Stupid movies, and stupider messages. On and on, that drivel about following one's heart and trusting one's feelings. If it feels good, do it. And so on. Idiotic, all of it; if everybody did that--heck, if I did that--I'd be a serial killer by now.
But then it appears that emotions are of some use to people; health benefits, for example, and the ever-popular love, love, glorious love. It would be interesting, certainly, if I were ever to fall deeply in love, as the popular phrase has it.
I would personally prefer 'get into trouble'. That is a quite concise statement of my feelings on feelings: Feelings are trouble and are too easily mainpulated by outsiders, therefore they are to be distrusted at all times and avoided when possible, except when they may be of use, for example, when cultivating anger helps one to better deal with annoyances.

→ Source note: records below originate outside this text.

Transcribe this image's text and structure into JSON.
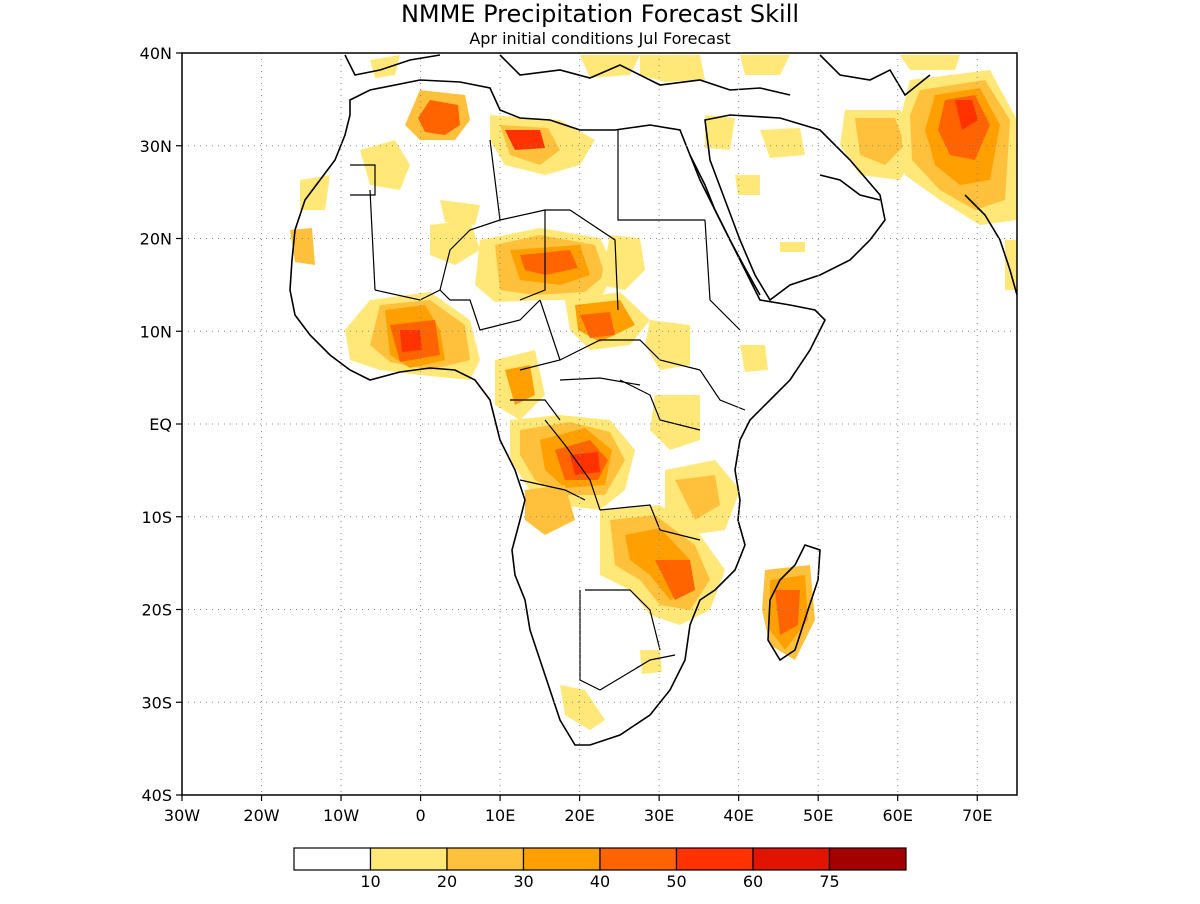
{
  "title": "NMME Precipitation Forecast Skill",
  "subtitle": "Apr initial conditions  Jul Forecast",
  "axes": {
    "lon_labels": [
      "30W",
      "20W",
      "10W",
      "0",
      "10E",
      "20E",
      "30E",
      "40E",
      "50E",
      "60E",
      "70E"
    ],
    "lat_labels": [
      "40N",
      "30N",
      "20N",
      "10N",
      "EQ",
      "10S",
      "20S",
      "30S",
      "40S"
    ],
    "lon_values": [
      -30,
      -20,
      -10,
      0,
      10,
      20,
      30,
      40,
      50,
      60,
      70
    ],
    "lat_values": [
      40,
      30,
      20,
      10,
      0,
      -10,
      -20,
      -30,
      -40
    ],
    "lon_range": [
      -30,
      75
    ],
    "lat_range": [
      -40,
      40
    ],
    "grid": "dotted"
  },
  "legend": {
    "colors": [
      "#ffffff",
      "#ffe878",
      "#ffc03c",
      "#ffa000",
      "#ff6400",
      "#ff3200",
      "#e11400",
      "#a50000"
    ],
    "tick_labels": [
      "10",
      "20",
      "30",
      "40",
      "50",
      "60",
      "75"
    ]
  },
  "skill_regions": [
    {
      "lon": 13,
      "lat": 31,
      "rx": 5,
      "ry": 2.5,
      "level": 4
    },
    {
      "lon": 4,
      "lat": 33,
      "rx": 3,
      "ry": 2.5,
      "level": 4
    },
    {
      "lon": 17,
      "lat": 18,
      "rx": 5,
      "ry": 3,
      "level": 4
    },
    {
      "lon": -1,
      "lat": 11,
      "rx": 3,
      "ry": 3,
      "level": 4
    },
    {
      "lon": 0,
      "lat": 8,
      "rx": 3,
      "ry": 2.5,
      "level": 5
    },
    {
      "lon": 22,
      "lat": 10,
      "rx": 3,
      "ry": 2,
      "level": 4
    },
    {
      "lon": 20,
      "lat": -4,
      "rx": 4,
      "ry": 3,
      "level": 5
    },
    {
      "lon": 67,
      "lat": 34,
      "rx": 4,
      "ry": 2,
      "level": 5
    },
    {
      "lon": 46,
      "lat": -19,
      "rx": 2,
      "ry": 4,
      "level": 4
    },
    {
      "lon": 34,
      "lat": -18,
      "rx": 2,
      "ry": 3,
      "level": 4
    }
  ]
}
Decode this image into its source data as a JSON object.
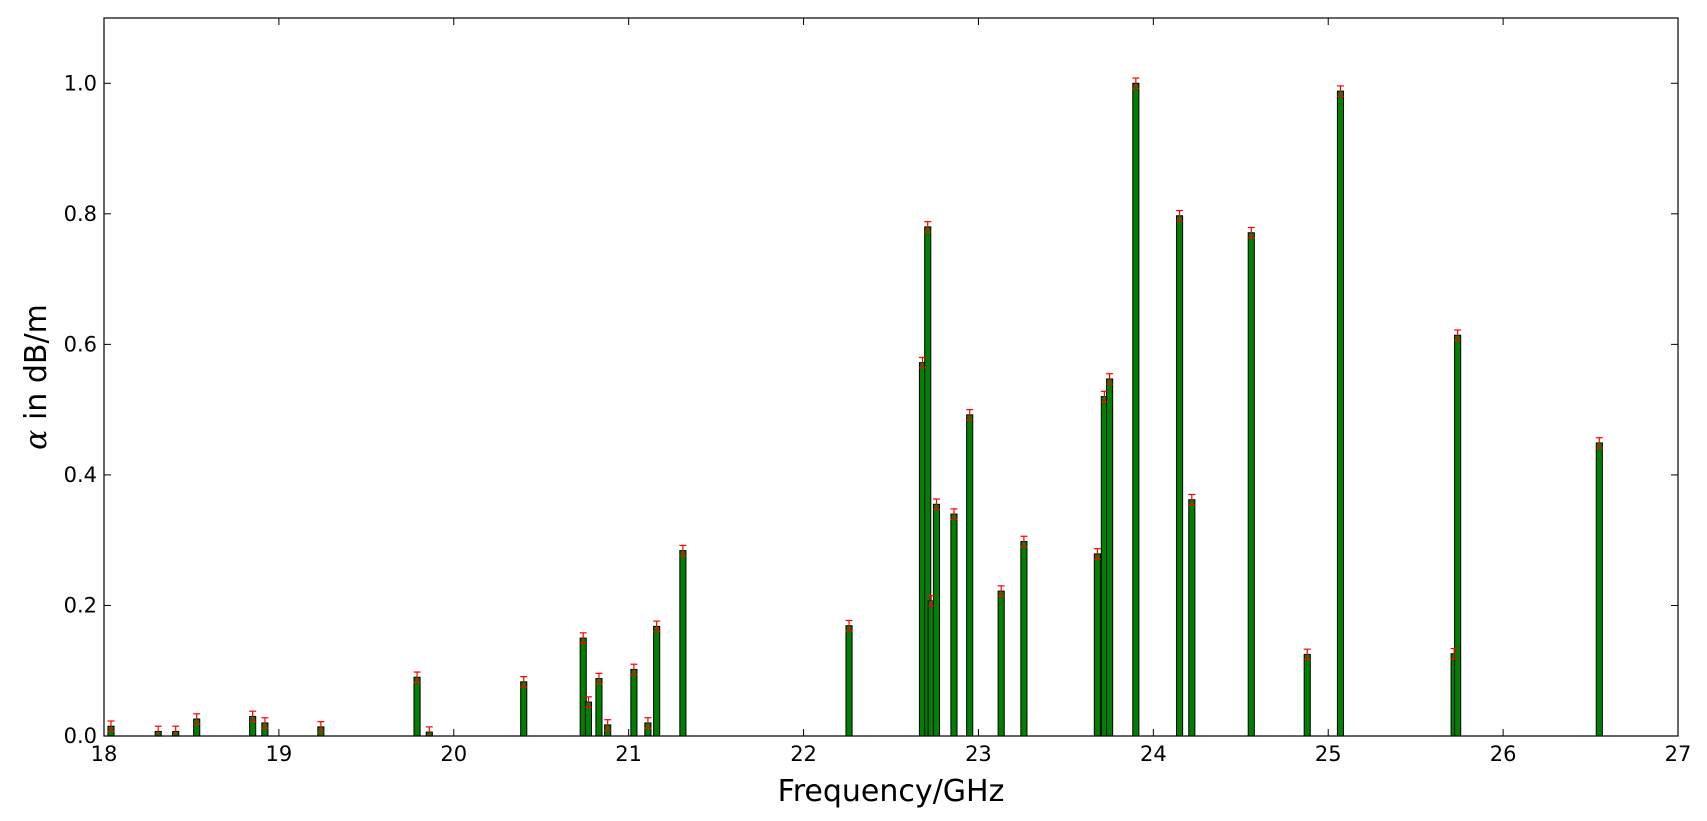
{
  "chart_data": {
    "type": "bar",
    "xlabel": "Frequency/GHz",
    "ylabel_symbol": "α",
    "ylabel_text": " in dB/m",
    "xlim": [
      18,
      27
    ],
    "ylim": [
      0,
      1.1
    ],
    "x_ticks": [
      "18",
      "19",
      "20",
      "21",
      "22",
      "23",
      "24",
      "25",
      "26",
      "27"
    ],
    "y_ticks": [
      "0.0",
      "0.2",
      "0.4",
      "0.6",
      "0.8",
      "1.0"
    ],
    "grid": false,
    "bar_width_ghz": 0.035,
    "error": 0.008,
    "bar_color": "#008000",
    "error_color": "#ff0000",
    "bars": [
      {
        "x": 18.04,
        "y": 0.015
      },
      {
        "x": 18.31,
        "y": 0.007
      },
      {
        "x": 18.41,
        "y": 0.007
      },
      {
        "x": 18.53,
        "y": 0.026
      },
      {
        "x": 18.85,
        "y": 0.03
      },
      {
        "x": 18.92,
        "y": 0.02
      },
      {
        "x": 19.24,
        "y": 0.014
      },
      {
        "x": 19.79,
        "y": 0.09
      },
      {
        "x": 19.86,
        "y": 0.006
      },
      {
        "x": 20.4,
        "y": 0.083
      },
      {
        "x": 20.74,
        "y": 0.15
      },
      {
        "x": 20.77,
        "y": 0.052
      },
      {
        "x": 20.83,
        "y": 0.088
      },
      {
        "x": 20.88,
        "y": 0.017
      },
      {
        "x": 21.03,
        "y": 0.102
      },
      {
        "x": 21.11,
        "y": 0.02
      },
      {
        "x": 21.16,
        "y": 0.168
      },
      {
        "x": 21.31,
        "y": 0.284
      },
      {
        "x": 22.26,
        "y": 0.169
      },
      {
        "x": 22.68,
        "y": 0.572
      },
      {
        "x": 22.71,
        "y": 0.78
      },
      {
        "x": 22.73,
        "y": 0.207
      },
      {
        "x": 22.76,
        "y": 0.355
      },
      {
        "x": 22.86,
        "y": 0.34
      },
      {
        "x": 22.95,
        "y": 0.492
      },
      {
        "x": 23.13,
        "y": 0.222
      },
      {
        "x": 23.26,
        "y": 0.298
      },
      {
        "x": 23.68,
        "y": 0.279
      },
      {
        "x": 23.72,
        "y": 0.52
      },
      {
        "x": 23.75,
        "y": 0.547
      },
      {
        "x": 23.9,
        "y": 1.0
      },
      {
        "x": 24.15,
        "y": 0.797
      },
      {
        "x": 24.22,
        "y": 0.362
      },
      {
        "x": 24.56,
        "y": 0.771
      },
      {
        "x": 24.88,
        "y": 0.125
      },
      {
        "x": 25.07,
        "y": 0.988
      },
      {
        "x": 25.72,
        "y": 0.126
      },
      {
        "x": 25.74,
        "y": 0.614
      },
      {
        "x": 26.55,
        "y": 0.449
      }
    ]
  }
}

I suppose my problem here is that I want to know; I seek knowledge, as such. And of course, one finds that being overly dependent on one's mood affects one's quest for knowledge rather negatively. Which means that the emotion has to be discarded or disregarded. The former being impossible for the moment, the latter must be chosen.
So there you are: my personal take on emotions. Maybe I should send this to some psychological society out there and have them analyse this?